Several benefits include:  Temporarily reduced vellus hair or more commonly known as “peach fuzz”, an overall brighter complexion with a boosted glow. A reduction in the appearance of dark spots and sun-induced hyperpigmentation, and an improvement in the appearance of fine lines.

With all of these amazing benefits one may wonder: Who doesn’t want to be dermaplaned?! My response is, in my Nyc practice, I am discerning with whom I will and will not dermaplane. This ensures consistently happy clients and beautiful results across the board!

Here is an explanation of a few skin types I prefer not to dermaplane:

If you are a client with congested skin or many clogged pores who desires a deep cleanse with extractions then I would wait to try dermaplaning until one week after your skin has been professionally cleaned out. Dermaplaning leaves the surface of the skin temporarily fragile so I choose not to perform extractions in combination with  dermaplaning.

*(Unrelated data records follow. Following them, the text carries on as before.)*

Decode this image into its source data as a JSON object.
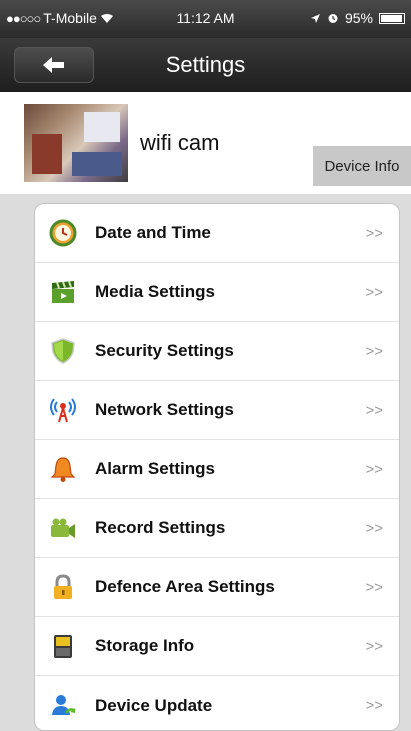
{
  "status_bar": {
    "carrier": "T-Mobile",
    "time": "11:12 AM",
    "battery": "95%"
  },
  "nav": {
    "title": "Settings"
  },
  "device": {
    "name": "wifi cam",
    "info_button": "Device Info"
  },
  "chevron": ">>",
  "settings_items": [
    {
      "label": "Date and Time",
      "icon": "clock-icon"
    },
    {
      "label": "Media Settings",
      "icon": "clapperboard-icon"
    },
    {
      "label": "Security Settings",
      "icon": "shield-icon"
    },
    {
      "label": "Network Settings",
      "icon": "antenna-icon"
    },
    {
      "label": "Alarm Settings",
      "icon": "bell-icon"
    },
    {
      "label": "Record Settings",
      "icon": "camcorder-icon"
    },
    {
      "label": "Defence Area Settings",
      "icon": "lock-icon"
    },
    {
      "label": "Storage Info",
      "icon": "sd-card-icon"
    },
    {
      "label": "Device Update",
      "icon": "user-update-icon"
    }
  ],
  "colors": {
    "nav_bg": "#2b2b2b",
    "list_bg": "#dcdcdc",
    "device_info_bg": "#c8c8c8"
  }
}
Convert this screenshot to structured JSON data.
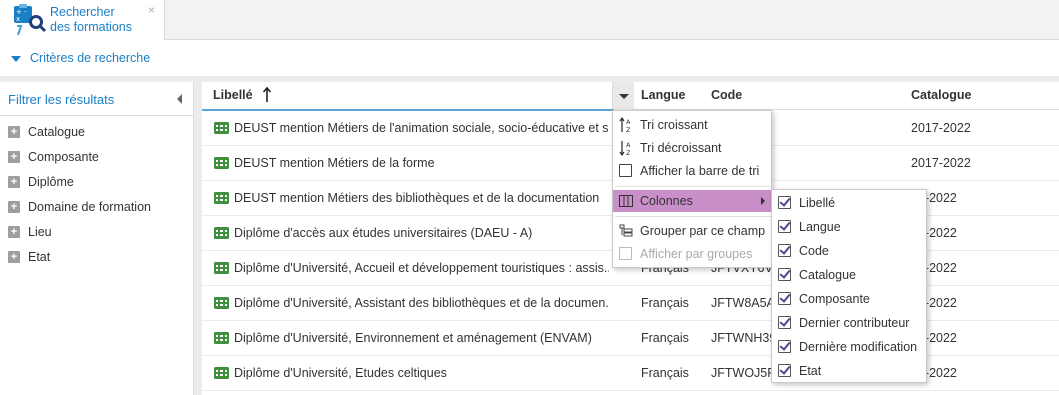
{
  "tab": {
    "title_line1": "Rechercher",
    "title_line2": "des formations",
    "close_glyph": "×",
    "icon": "search-training-icon"
  },
  "criteria": {
    "label": "Critères de recherche"
  },
  "filters": {
    "title": "Filtrer les résultats",
    "items": [
      {
        "label": "Catalogue"
      },
      {
        "label": "Composante"
      },
      {
        "label": "Diplôme"
      },
      {
        "label": "Domaine de formation"
      },
      {
        "label": "Lieu"
      },
      {
        "label": "Etat"
      }
    ]
  },
  "grid": {
    "columns": {
      "libelle": "Libellé",
      "langue": "Langue",
      "code": "Code",
      "catalogue": "Catalogue"
    },
    "rows": [
      {
        "libelle": "DEUST mention Métiers de l'animation sociale, socio-éducative et s...",
        "langue": "",
        "code": "",
        "catalogue": "2017-2022"
      },
      {
        "libelle": "DEUST mention Métiers de la forme",
        "langue": "",
        "code": "",
        "catalogue": "2017-2022"
      },
      {
        "libelle": "DEUST mention Métiers des bibliothèques et de la documentation",
        "langue": "",
        "code": "",
        "catalogue": "17-2022"
      },
      {
        "libelle": "Diplôme d'accès aux études universitaires (DAEU - A)",
        "langue": "",
        "code": "",
        "catalogue": "17-2022"
      },
      {
        "libelle": "Diplôme d'Université, Accueil et développement touristiques : assis...",
        "langue": "Français",
        "code": "JFTVXY6V",
        "catalogue": "17-2022"
      },
      {
        "libelle": "Diplôme d'Université, Assistant des bibliothèques et de la documen...",
        "langue": "Français",
        "code": "JFTW8A5A",
        "catalogue": "17-2022"
      },
      {
        "libelle": "Diplôme d'Université, Environnement et aménagement (ENVAM)",
        "langue": "Français",
        "code": "JFTWNH39",
        "catalogue": "17-2022"
      },
      {
        "libelle": "Diplôme d'Université, Etudes celtiques",
        "langue": "Français",
        "code": "JFTWOJ5R",
        "catalogue": "17-2022"
      }
    ]
  },
  "column_menu": {
    "sort_asc": "Tri croissant",
    "sort_desc": "Tri décroissant",
    "show_sort_bar": "Afficher la barre de tri",
    "columns": "Colonnes",
    "group_by": "Grouper par ce champ",
    "show_groups": "Afficher par groupes"
  },
  "columns_submenu": {
    "items": [
      {
        "label": "Libellé",
        "checked": true
      },
      {
        "label": "Langue",
        "checked": true
      },
      {
        "label": "Code",
        "checked": true
      },
      {
        "label": "Catalogue",
        "checked": true
      },
      {
        "label": "Composante",
        "checked": true
      },
      {
        "label": "Dernier contributeur",
        "checked": true
      },
      {
        "label": "Dernière modification",
        "checked": true
      },
      {
        "label": "Etat",
        "checked": true
      }
    ]
  },
  "colors": {
    "accent": "#1a7fc6",
    "menu_highlight": "#c98fc8",
    "row_icon": "#3f8f3f"
  }
}
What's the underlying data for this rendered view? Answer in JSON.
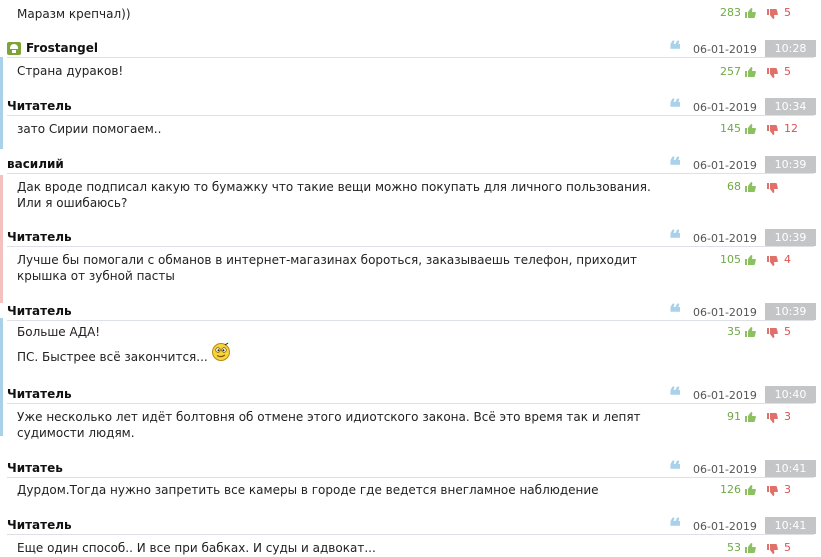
{
  "colors": {
    "positive": "#6fa945",
    "negative": "#d9534f",
    "accent_blue": "#a9d1ea",
    "accent_red": "#f3c2c0",
    "time_bg": "#c3c5c7"
  },
  "comments": [
    {
      "author": "",
      "date": "",
      "time": "",
      "lines": [
        "Маразм крепчал))"
      ],
      "pos": "283",
      "neg": "5"
    },
    {
      "author": "Frostangel",
      "date": "06-01-2019",
      "time": "10:28",
      "lines": [
        "Страна дураков!"
      ],
      "pos": "257",
      "neg": "5",
      "icon": "user-icon"
    },
    {
      "author": "Читатель",
      "date": "06-01-2019",
      "time": "10:34",
      "lines": [
        "зато Сирии помогаем.."
      ],
      "pos": "145",
      "neg": "12"
    },
    {
      "author": "василий",
      "date": "06-01-2019",
      "time": "10:39",
      "lines": [
        "Дак вроде подписал какую то бумажку что такие вещи можно покупать для личного пользования.",
        "Или я ошибаюсь?"
      ],
      "pos": "68",
      "neg": ""
    },
    {
      "author": "Читатель",
      "date": "06-01-2019",
      "time": "10:39",
      "lines": [
        "Лучше бы помогали с обманов в интернет-магазинах бороться, заказываешь телефон, приходит",
        "крышка от зубной пасты"
      ],
      "pos": "105",
      "neg": "4"
    },
    {
      "author": "Читатель",
      "date": "06-01-2019",
      "time": "10:39",
      "lines": [
        "Больше АДА!",
        "ПС. Быстрее всё закончится..."
      ],
      "pos": "35",
      "neg": "5",
      "icon": "smiley-icon"
    },
    {
      "author": "Читатель",
      "date": "06-01-2019",
      "time": "10:40",
      "lines": [
        "Уже несколько лет идёт болтовня об отмене этого идиотского закона. Всё это время так и лепят",
        "судимости людям."
      ],
      "pos": "91",
      "neg": "3"
    },
    {
      "author": "Читатеь",
      "date": "06-01-2019",
      "time": "10:41",
      "lines": [
        "Дурдом.Тогда нужно запретить все камеры в городе где ведется внегламное наблюдение"
      ],
      "pos": "126",
      "neg": "3"
    },
    {
      "author": "Читатель",
      "date": "06-01-2019",
      "time": "10:41",
      "lines": [
        "Еще один способ.. И все при бабках. И суды и адвокат..."
      ],
      "pos": "53",
      "neg": "5"
    }
  ]
}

A second skin type I keep dermaplaning away from is a skin that is actively breaking out. Until the acne is in remission, this client is not a candidate since physical exfoliation can rupture and spread the breakouts. I include facial scrubs and microdermabrasion beneath my umbrella of No No’s until the acne has been brought under control.

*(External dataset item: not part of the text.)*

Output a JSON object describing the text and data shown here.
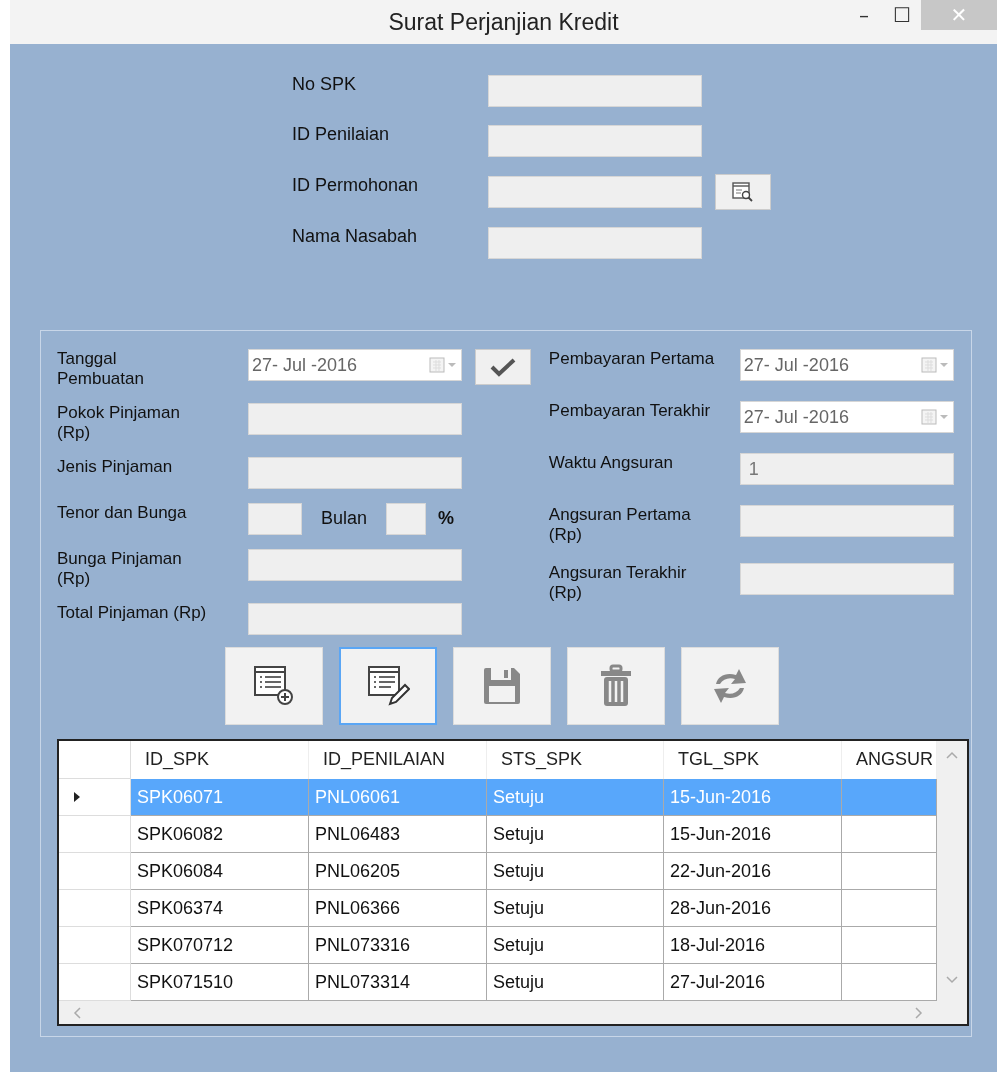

If you have an abundance of fine to medium thick pigmented facial hair then I recommend being waxed before being dermaplaned. Or even avoiding dermaplaning altogether if you are comfortable leaving the hair as it is. Clients coping with facial hair often misunderstand that dermaplaning is an exfoliation and though it does scrape off peach fuzz, it is not designed to be a hair removal treatment and coarse hair will dull the blade. On top of that just trust me that most of you will not like the way the hair feels as it grows back in since it will have a prickly feel. This being said, I do have clients with fine brown facial hair scattered around their cheeks who don’t mind the way the hair feels growing in because they feel the visual improvement outweighs any negatives. If this seems like you, then you may love dermaplaning!

The last two skin types I do not recommend dermaplaning to are skins with rosacea or an abundance of visible broken capillaries. These skin conditions tend to be far too sensitive for any style of physical exfoliation.

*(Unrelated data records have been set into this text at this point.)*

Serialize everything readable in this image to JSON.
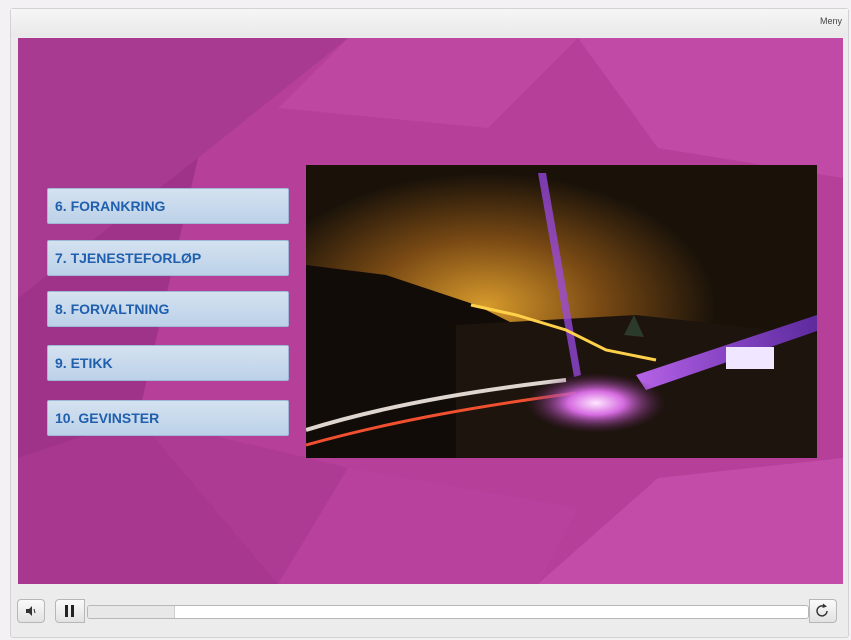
{
  "player": {
    "menu_label": "Meny",
    "progress": 0.12
  },
  "slide": {
    "nav_items": [
      {
        "label": "6. FORANKRING"
      },
      {
        "label": "7. TJENESTEFORLØP"
      },
      {
        "label": "8. FORVALTNING"
      },
      {
        "label": "9. ETIKK"
      },
      {
        "label": "10. GEVINSTER"
      }
    ],
    "photo": {
      "description_icon": "night-landscape-photo-icon"
    }
  },
  "colors": {
    "slide_background": "#b43f98",
    "button_text": "#1f5fae",
    "button_fill": "#c8d9ec"
  },
  "icons": {
    "volume": "speaker-icon",
    "play_pause": "pause-icon",
    "replay": "replay-icon"
  }
}
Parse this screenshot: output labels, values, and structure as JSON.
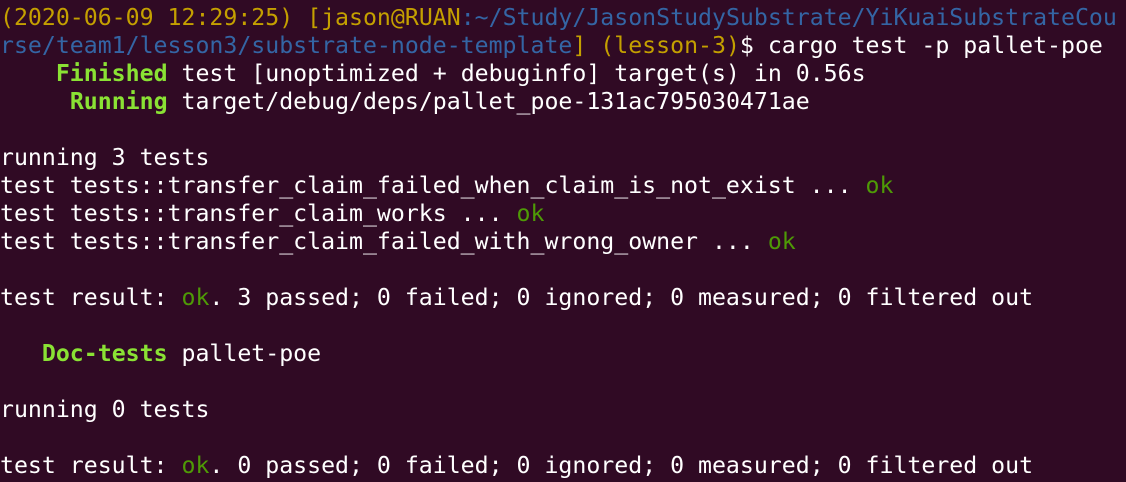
{
  "prompt": {
    "timestamp": "(2020-06-09 12:29:25)",
    "open_bracket": " [",
    "user_host": "jason@RUAN",
    "path_part1": ":~/Study/JasonStudySubstrate/YiKuaiSubstrateCou",
    "path_part2": "rse/team1/lesson3/substrate-node-template",
    "close_bracket": "]",
    "branch": " (lesson-3)",
    "dollar": "$",
    "command": " cargo test -p pallet-poe"
  },
  "build": {
    "finished_label": "Finished",
    "finished_text": " test [unoptimized + debuginfo] target(s) in 0.56s",
    "running_label": "Running",
    "running_text": " target/debug/deps/pallet_poe-131ac795030471ae"
  },
  "unit_tests": {
    "header": "running 3 tests",
    "tests": [
      {
        "text": "test tests::transfer_claim_failed_when_claim_is_not_exist ... ",
        "status": "ok"
      },
      {
        "text": "test tests::transfer_claim_works ... ",
        "status": "ok"
      },
      {
        "text": "test tests::transfer_claim_failed_with_wrong_owner ... ",
        "status": "ok"
      }
    ],
    "result_prefix": "test result: ",
    "result_status": "ok",
    "result_text": ". 3 passed; 0 failed; 0 ignored; 0 measured; 0 filtered out"
  },
  "doc_tests": {
    "label": "Doc-tests",
    "crate": " pallet-poe",
    "header": "running 0 tests",
    "result_prefix": "test result: ",
    "result_status": "ok",
    "result_text": ". 0 passed; 0 failed; 0 ignored; 0 measured; 0 filtered out"
  },
  "colors": {
    "background": "#300a24",
    "foreground": "#ffffff",
    "prompt_yellow": "#c4a000",
    "prompt_blue": "#3465a4",
    "ok_green": "#4e9a06",
    "cargo_bold_green": "#8ae234"
  }
}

Licensed Aesthetician Jaime Carson

If none of these contraindications sound like you then you may LOVE dermaplaning facials.

At Carson Skin Rejuvenation we enjoy layering dermaplaning with collagen building red LED or nourishing Biosonix vitamin infusion.

Dermaplaning is a perfect pre-wedding or pre-event facial since your makeup will lay flawlessly over your skin after the treatment. This is why it is a favorite among my models and makeup artists.

A series of  6 dermaplaning sessions spaced 4 weeks apart will give the skin a smoother texture, will brighten the skin’s tone and add a noticeable polished glow.